00:24:44.780 We start the server, subscribing to a channel, which hangs there waiting.

00:25:06.770 Then, I head over to the client and publish messages like 'hi.' The server immediately updates, confirming it received the message.

00:25:21.820 This messaging model illustrates how Redis efficiently encapsulates the solution for pub/sub on a web server.

00:25:37.540 It enables us to build infrastructure in Ruby that can manage notifications to the involved parties.

00:25:51.990 Alright, the client sends messages to the server, so let’s get back to our overview.

00:26:07.000 We want to understand how things are sent from the client to the server via the socket.

00:26:20.600 To do that, we'll examine the format of how WebSockets construct their payloads.

00:26:34.490 After researching, I broke down the information I found into simpler terms, after consulting various blog posts to clarify.

00:26:50.470 At its core, the structure of a WebSocket message includes an opcode and length of the data.

00:27:04.020 The client can also send a mask, which isn’t incredibly important, but what's intriguing is that the overhead per message is about 2 to 10 bytes.

00:27:19.990 Comparatively, this is extremely lightweight compared to the HTTP headers we previously had.

00:27:38.540 I should note that the diagram I’m referring to is not to scale.

00:27:54.840 In the browser's dev tools, we can see these messages being exchanged, and observe the payload values in the WebSocket message construction.

00:28:09.680 You can track the timestamps, sizes, and contents of the message body.

00:28:25.910 Now let’s focus on the server sending things down.

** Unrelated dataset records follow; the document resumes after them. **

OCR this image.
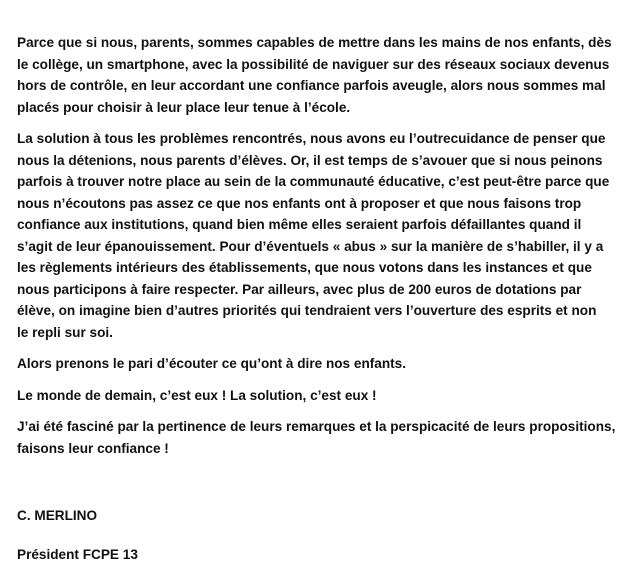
Parce que si nous, parents, sommes capables de mettre dans les mains de nos enfants, dès
le collège, un smartphone, avec la possibilité de naviguer sur des réseaux sociaux devenus
hors de contrôle, en leur accordant une confiance parfois aveugle, alors nous sommes mal
placés pour choisir à leur place leur tenue à l’école.
La solution à tous les problèmes rencontrés, nous avons eu l’outrecuidance de penser que
nous la détenions, nous parents d’élèves. Or, il est temps de s’avouer que si nous peinons
parfois à trouver notre place au sein de la communauté éducative, c’est peut-être parce que
nous n’écoutons pas assez ce que nos enfants ont à proposer et que nous faisons trop
confiance aux institutions, quand bien même elles seraient parfois défaillantes quand il
s’agit de leur épanouissement. Pour d’éventuels « abus » sur la manière de s’habiller, il y a
les règlements intérieurs des établissements, que nous votons dans les instances et que
nous participons à faire respecter. Par ailleurs, avec plus de 200 euros de dotations par
élève, on imagine bien d’autres priorités qui tendraient vers l’ouverture des esprits et non
le repli sur soi.
Alors prenons le pari d’écouter ce qu’ont à dire nos enfants.
Le monde de demain, c’est eux ! La solution, c’est eux !
J’ai été fasciné par la pertinence de leurs remarques et la perspicacité de leurs propositions,
faisons leur confiance !
C. MERLINO
Président FCPE 13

This involves the interaction between the cable server and Redis.

00:28:41.700 The pub/sub model doesn’t function independently—it needs triggers from background jobs finishing or messages inputted.

00:28:59.500 To see this in Rails code, we start with Action Cable on the backend and can broadcast to a channel, sending parameters.

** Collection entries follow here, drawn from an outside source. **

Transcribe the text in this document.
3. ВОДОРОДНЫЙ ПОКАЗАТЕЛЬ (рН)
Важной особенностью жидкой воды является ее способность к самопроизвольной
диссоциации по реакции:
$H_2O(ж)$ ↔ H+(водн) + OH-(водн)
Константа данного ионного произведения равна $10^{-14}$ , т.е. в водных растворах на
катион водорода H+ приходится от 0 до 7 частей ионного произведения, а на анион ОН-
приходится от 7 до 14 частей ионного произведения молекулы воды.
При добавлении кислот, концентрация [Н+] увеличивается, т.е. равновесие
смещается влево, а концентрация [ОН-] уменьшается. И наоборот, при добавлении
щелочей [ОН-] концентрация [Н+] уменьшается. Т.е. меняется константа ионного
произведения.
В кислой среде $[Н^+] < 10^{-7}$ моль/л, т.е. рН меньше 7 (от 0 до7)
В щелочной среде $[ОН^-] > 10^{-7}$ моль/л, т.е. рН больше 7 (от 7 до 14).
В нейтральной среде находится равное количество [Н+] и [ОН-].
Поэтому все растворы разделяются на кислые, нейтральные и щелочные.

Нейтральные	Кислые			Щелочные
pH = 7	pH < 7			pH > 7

00:29:15.750 In my example, I sent parameters like 'message' which said 'hi' and an additional parameter for context.

00:29:30.200 This gets converted to JSON, which includes an identifier along with the actual message body.

00:29:46.080 The JSON is delivered to the client, and then the Rails JavaScript code converts it to JavaScript for further processing.

00:30:04.220 Overall, the JS function will handle the data, updating the client interface by reflecting the new message.

00:30:20.140 Now, let's recap everything we went over; that was quite a bit!

00:30:37.600 So, simplifying our diagram a little bit, let’s review the steps.

00:30:48.490 We connect to Action Cable, the client talks to the cable server, which checks the connection.

00:31:00.340 The client subscribes to a channel, and then we progress to the pub/sub component.

00:31:10.470 Once everything is in place, the client can send messages to the server which can broadcast to the relevant channels.

00:31:20.950 This process is crucial for sending across connections, allowing efficient interaction within the Rails app.

00:31:32.180 Alright, that’s all for my talk.